前述した通り、根幹にはロジックツリーがあります。
SMART
質の高い目標を設定するためのフレームワークです。数値目標は施策の実施前に立てられるものであるため、いざ評価の段階になって適切な数値目標が設定されていないことに気がつき、目標自体が形骸化してしまうことも少なくありません。
このSMARTを満たすことを意識して目標設定をすることで、効果検証や振り返りを十分に行えるようになります。設定の際には必ずこれらの視点を持つように注意しましょう。
改善のためのフレームワーク
戦略を決めて数値目標を設定しても、実施後に振り返りをしなければ改善につなげることはできません。ここでは継続的な振り返りをして改善のスパイラルを創出していく、改善のためのフレームワークを紹介します。
PDCA
改善のためのフレームワークとして一般化している認知度の高いフレームワークです。「PDCAサイクル」という言葉で広く知られており、サイクルの名の通り継続的に繰り返すことで施策内容やプロセスをアップデートしていくことができます。

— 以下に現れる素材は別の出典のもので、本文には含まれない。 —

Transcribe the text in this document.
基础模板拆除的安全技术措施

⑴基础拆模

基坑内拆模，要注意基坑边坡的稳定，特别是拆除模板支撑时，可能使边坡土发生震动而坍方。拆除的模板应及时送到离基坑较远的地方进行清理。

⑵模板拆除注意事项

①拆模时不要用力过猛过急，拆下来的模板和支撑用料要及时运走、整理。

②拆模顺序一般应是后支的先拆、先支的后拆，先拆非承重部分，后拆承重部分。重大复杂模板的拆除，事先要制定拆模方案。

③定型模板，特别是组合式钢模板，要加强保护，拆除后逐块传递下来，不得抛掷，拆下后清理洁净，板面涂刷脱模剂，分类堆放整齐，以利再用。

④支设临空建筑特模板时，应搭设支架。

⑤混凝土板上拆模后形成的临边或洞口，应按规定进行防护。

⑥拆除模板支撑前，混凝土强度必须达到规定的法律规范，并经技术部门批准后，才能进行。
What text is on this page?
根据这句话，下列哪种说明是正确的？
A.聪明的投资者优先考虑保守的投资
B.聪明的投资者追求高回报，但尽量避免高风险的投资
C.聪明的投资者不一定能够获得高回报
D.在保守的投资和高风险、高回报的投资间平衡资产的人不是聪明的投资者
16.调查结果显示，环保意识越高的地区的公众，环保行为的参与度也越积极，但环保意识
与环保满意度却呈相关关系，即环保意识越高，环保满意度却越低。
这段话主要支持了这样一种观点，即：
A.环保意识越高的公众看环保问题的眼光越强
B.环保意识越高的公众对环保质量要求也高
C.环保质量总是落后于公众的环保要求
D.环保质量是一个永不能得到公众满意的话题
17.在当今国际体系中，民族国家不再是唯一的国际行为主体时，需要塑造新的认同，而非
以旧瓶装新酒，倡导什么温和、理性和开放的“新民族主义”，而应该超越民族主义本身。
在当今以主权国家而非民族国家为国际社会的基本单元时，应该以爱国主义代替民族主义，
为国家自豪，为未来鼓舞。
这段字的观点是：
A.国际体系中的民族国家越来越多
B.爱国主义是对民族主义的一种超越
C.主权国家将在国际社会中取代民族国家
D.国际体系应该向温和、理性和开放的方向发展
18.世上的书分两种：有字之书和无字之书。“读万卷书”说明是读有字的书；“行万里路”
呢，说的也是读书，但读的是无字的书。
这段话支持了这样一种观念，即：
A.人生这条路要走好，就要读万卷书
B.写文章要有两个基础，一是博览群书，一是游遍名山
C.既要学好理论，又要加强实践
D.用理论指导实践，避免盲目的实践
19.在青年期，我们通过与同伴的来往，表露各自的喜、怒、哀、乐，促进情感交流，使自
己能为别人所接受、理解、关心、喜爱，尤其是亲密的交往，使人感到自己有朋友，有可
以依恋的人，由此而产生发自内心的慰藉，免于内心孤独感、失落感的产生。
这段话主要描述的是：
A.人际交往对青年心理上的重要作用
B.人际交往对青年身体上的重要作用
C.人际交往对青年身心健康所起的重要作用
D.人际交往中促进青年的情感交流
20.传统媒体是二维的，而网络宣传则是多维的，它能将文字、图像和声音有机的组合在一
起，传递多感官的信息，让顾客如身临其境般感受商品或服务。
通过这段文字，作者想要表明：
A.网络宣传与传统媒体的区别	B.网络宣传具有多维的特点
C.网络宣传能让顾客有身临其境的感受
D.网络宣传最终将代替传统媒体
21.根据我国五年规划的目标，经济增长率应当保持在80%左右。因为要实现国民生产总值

PDCAは具体的な手法というより、マーケティング戦略を効果的に改善していくための大枠の考え方です。言葉として理解していても、実際にプロジェクトを遂行している中で「評価」の段階が抜けたまま改善策を考えていたり、評価はしているものの具体的な「改善」につながっていなかったりという事態に陥っていることも少なくありません。また、適切な時期に適切な頻度で振り返りの機会を設けていない場合もあります。
マーケティング戦略を決める際は、このPDCAのサイクルも予め実行スケジュールに落とし込んでおくことが重要です。
KPT
施策の成果や課題、具体的な改善策を検討するためのフレームワークです。
KPTそれぞれの視点で施策の振り返りをすることで、良かったこと、悪かったこと、次に取り組むべきことを効率的に明確化できます。
なお、「やったこと(Yattakoto)」「わかったこと(Wakattakoto)」「次にやること(Tsugini-yarukoto)」からなる「YWT」をKPTにかけ合わせる方法もあります。
フレームワーク活用の注意点
Webマーケティングを成功に導くためには、上記のようなフレームワークを適切に活用することが重要です。一方で、フレームワークの活用に際して注意すべき点もあります。
フレームワークはあくまで「手段」
フレームワークは答えを導き出すものではなく、現状を整理して今後の方向性を検討するために活用されるものです。そのため、フレームワークを使って考えるだけではなく、現状分析のその先を考える力が求められます。
また、フレームワークの活用にこだわりすぎることで、本質を見失ってしまう可能性もあります。フレームワークに合わせてきれいに整理したつもりでも、課題が一般論に終始していたり、実現性の乏しいアイデアばかりが導き出されていては本末転倒です。
フレームワークは有効なアイデアを考え出すためのたたき台であることを意識して、「手段」として活用するようにしましょう。
情報は根拠のあるもののみ使用する
Webマーケティング分野の特徴は、データを用いた客観的な分析・検証ができるという点にあります。フレームワークを用いる際にも同様に、なるべくWeb解析や分析を通じて得た数字など、客観性が担保された情報を用いるようにしましょう。
もちろん、フレームワークで整理する情報の中には数値化できない定性的なものも含まれます。その場合であっても、なるべく客観的な事実に基づいた根拠ある情報を用いるように注意しましょう。
まとめ
今回は、Webマーケティングに活用できるフレームワークについて解説しました。
Webマーケティング戦略を考えていて思考が行き詰まってしまった場合に、きっと成功への道筋をつくる手助けをしてくれるはずです。知識として持っておくことも大切ですが、普段から積極的に活用してノウハウを身につけてみてください。